Esses problemas são mais prevalentes em aplicativos gratuitos, que precisam encontrar maneiras de se sustentar sem cobrar dos usuários. Além de vender os dados, eles podem monetizá-los através de anúncios.
Direitos
No entanto, os usuários têm direitos, incluindo o direito de solicitar a exclusão de suas informações dos bancos de dados do desenvolvedor. Isso pode ser feito através de uma solicitação por e-mail para a empresa ou, quando disponível, através de formulários online.
No parágrafo 4° do artigo 11 da LGPD diz que: “É vedada a comunicação ou o uso compartilhado entre controladores de dados pessoais sensíveis referentes à saúde com objetivo de obter vantagem econômica, exceto nas hipóteses relativas à prestação de serviços de saúde, de assistência farmacêutica e de assistência à saúde”.
Os usuários também podem contestar os termos de uso se considerarem que contêm cláusulas abusivas que não estão em conformidade com a lei nacional.
Outro ponto destacado por Goulart é que muitos desses aplicativos são desenvolvidos por empresas estrangeiras e não têm suas políticas traduzidas para o português, o que também viola o Código de Defesa do Consumidor.
Para Joana Varon, da Coding Rights, as políticas de privacidade também apresentam outro problema: elas não garantem um consentimento real, já que os usuários que recusam os termos não podem acessar o aplicativo. “É complicado porque a gente acaba consentindo às vezes sem ler”, ressalta.

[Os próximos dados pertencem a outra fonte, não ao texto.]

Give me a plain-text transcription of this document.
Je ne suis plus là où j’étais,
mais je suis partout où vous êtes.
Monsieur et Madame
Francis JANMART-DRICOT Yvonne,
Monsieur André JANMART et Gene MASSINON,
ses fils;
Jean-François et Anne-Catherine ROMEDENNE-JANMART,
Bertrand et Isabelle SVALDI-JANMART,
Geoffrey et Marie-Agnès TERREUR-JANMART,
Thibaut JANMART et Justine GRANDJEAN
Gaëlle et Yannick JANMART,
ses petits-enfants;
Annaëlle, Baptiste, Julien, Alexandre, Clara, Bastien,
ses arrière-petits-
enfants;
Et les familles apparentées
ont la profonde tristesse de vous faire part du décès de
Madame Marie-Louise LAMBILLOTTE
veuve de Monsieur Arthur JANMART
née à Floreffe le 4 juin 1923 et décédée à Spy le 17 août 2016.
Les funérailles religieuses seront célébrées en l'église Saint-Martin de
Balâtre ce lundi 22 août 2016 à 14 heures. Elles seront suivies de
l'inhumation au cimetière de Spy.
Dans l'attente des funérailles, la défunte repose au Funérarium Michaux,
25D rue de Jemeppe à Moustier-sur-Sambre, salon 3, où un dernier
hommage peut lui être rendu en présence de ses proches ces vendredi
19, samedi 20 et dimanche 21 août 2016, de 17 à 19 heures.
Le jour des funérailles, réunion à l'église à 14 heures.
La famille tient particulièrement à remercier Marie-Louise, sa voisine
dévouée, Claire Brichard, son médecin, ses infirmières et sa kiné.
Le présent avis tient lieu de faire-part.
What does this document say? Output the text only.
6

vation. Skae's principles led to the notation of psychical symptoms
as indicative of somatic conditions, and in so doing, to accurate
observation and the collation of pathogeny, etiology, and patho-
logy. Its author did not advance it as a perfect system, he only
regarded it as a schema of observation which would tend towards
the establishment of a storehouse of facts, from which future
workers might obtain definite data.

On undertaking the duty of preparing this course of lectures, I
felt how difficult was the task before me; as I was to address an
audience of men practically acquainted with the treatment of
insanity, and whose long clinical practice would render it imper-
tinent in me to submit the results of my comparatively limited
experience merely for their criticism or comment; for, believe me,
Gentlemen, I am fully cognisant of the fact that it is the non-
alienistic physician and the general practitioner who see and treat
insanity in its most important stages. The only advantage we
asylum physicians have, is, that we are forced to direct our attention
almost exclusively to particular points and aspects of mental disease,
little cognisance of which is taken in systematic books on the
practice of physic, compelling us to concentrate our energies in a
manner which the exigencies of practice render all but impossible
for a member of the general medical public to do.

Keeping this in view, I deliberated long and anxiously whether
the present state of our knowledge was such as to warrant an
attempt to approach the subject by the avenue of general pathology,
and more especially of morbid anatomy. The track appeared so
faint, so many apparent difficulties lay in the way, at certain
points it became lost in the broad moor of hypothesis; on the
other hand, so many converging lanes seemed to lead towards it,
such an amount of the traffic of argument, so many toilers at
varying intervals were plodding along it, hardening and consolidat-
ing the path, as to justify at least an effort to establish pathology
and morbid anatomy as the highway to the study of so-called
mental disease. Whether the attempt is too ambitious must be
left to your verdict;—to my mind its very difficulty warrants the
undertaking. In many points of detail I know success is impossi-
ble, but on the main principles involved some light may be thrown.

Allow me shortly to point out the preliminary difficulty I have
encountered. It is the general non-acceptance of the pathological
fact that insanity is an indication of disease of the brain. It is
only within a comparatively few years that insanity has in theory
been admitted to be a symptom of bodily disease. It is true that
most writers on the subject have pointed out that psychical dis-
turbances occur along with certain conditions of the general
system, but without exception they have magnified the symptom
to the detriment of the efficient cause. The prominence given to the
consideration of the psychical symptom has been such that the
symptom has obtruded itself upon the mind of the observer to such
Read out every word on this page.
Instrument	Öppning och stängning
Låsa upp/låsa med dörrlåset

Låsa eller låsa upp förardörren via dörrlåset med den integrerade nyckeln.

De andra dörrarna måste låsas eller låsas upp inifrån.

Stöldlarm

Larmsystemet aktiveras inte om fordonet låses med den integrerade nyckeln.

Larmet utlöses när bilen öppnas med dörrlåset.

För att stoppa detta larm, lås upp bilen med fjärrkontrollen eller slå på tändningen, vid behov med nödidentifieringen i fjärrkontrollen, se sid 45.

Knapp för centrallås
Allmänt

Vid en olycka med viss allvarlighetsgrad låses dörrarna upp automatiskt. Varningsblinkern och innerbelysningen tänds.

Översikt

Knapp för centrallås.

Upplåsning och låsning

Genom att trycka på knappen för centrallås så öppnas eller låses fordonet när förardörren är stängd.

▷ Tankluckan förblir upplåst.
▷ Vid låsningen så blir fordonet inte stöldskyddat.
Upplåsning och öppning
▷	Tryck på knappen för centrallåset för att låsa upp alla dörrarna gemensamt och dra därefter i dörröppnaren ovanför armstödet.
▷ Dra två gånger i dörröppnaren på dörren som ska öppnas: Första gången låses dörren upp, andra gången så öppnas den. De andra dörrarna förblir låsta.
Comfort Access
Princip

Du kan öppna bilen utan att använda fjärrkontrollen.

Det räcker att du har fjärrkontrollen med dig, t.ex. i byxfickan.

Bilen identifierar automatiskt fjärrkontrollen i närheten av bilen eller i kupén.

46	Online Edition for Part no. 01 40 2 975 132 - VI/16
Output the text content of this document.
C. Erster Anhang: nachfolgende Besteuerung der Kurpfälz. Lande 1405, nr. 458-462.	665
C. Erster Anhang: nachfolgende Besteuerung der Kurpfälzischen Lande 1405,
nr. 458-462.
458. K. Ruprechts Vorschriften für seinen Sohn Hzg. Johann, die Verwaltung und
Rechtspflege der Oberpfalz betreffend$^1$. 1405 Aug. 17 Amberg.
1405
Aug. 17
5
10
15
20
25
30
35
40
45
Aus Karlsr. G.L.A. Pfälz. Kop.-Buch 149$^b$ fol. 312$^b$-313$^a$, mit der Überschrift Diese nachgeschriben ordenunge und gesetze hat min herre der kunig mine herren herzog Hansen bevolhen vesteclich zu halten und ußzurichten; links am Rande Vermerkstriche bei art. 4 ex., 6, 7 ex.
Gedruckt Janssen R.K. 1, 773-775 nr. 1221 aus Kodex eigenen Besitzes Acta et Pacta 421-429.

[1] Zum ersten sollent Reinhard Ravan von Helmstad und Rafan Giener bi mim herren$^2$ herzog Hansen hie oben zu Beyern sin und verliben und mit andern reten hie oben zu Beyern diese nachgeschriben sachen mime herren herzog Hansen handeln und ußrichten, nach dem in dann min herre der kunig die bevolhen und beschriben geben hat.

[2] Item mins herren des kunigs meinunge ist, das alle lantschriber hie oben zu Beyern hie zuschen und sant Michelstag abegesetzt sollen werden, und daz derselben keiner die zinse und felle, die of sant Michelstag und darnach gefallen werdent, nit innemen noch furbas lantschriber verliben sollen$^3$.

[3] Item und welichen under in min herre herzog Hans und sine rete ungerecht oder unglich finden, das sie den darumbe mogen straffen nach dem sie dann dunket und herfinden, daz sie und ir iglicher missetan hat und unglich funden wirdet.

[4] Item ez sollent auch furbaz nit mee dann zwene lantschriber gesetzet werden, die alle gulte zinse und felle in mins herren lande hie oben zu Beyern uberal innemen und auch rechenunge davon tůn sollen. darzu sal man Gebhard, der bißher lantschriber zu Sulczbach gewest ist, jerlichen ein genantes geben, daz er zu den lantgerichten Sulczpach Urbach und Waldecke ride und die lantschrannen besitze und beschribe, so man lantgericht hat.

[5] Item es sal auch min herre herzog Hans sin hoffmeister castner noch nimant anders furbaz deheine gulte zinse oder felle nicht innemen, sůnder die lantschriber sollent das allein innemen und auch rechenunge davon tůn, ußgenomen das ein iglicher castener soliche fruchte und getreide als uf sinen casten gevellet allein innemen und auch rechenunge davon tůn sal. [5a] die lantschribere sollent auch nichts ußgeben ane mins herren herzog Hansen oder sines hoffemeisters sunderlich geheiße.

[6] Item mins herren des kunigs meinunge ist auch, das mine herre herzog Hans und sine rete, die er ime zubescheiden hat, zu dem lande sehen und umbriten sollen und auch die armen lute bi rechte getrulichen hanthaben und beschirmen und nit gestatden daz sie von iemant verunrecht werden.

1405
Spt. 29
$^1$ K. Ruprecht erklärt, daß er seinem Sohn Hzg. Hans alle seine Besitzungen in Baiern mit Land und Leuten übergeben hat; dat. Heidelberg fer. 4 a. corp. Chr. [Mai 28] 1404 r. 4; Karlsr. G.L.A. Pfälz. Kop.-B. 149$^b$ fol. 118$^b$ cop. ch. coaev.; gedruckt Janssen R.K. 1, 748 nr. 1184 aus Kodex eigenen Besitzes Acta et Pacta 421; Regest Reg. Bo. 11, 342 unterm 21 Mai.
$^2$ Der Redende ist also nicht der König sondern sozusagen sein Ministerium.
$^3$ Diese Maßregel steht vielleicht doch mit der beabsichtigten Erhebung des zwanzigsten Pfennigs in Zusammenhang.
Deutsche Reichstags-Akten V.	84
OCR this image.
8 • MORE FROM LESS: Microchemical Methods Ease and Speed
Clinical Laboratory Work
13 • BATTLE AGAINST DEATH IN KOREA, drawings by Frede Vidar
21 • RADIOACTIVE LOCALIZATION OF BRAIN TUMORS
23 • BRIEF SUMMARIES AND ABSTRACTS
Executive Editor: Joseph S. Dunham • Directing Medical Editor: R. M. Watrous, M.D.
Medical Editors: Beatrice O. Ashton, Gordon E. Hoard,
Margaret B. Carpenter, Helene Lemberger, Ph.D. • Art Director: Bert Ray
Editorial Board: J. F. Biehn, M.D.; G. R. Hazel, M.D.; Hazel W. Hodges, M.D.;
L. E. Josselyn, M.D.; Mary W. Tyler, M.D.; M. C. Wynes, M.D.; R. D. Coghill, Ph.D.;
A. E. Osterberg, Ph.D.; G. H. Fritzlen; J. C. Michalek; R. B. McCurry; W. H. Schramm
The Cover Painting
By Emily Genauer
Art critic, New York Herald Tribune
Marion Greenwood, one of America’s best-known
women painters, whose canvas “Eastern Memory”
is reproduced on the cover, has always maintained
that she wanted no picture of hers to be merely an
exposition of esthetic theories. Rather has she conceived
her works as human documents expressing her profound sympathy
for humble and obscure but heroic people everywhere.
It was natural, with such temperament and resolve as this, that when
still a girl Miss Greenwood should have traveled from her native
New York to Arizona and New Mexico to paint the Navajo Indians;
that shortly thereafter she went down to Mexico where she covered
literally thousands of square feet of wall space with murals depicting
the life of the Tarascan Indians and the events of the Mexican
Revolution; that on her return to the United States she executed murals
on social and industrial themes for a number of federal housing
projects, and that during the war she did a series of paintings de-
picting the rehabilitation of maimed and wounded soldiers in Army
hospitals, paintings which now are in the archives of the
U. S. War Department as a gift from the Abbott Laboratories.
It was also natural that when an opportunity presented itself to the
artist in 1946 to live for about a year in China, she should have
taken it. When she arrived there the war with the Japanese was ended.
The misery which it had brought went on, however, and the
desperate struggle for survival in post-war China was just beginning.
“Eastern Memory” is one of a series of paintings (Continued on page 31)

Portanto, ao usar um aplicativo que solicita muitos dados do usuário, é importante confiar na empresa desenvolvedora, pois além das preocupações com a comercialização de informações pessoais, há também o risco de vazamento de dados, conforme ressalta Goulart.
“A plataforma sofre um ciberataque onde um criminoso tem acesso a esses dados. Tem acesso ao seu nome, endereço, telefone, dados de saúde, números de documentos, de cartão de crédito”, exemplifica Assolini.
Isso foi evidenciado em fevereiro deste ano, quando o aplicativo de controle de ciclo menstrual Glow teve dados de cerca de 25 milhões de perfis expostos, incluindo nomes, faixa etária, imagens enviadas em um fórum online, localização e identificadores exclusivos de usuário.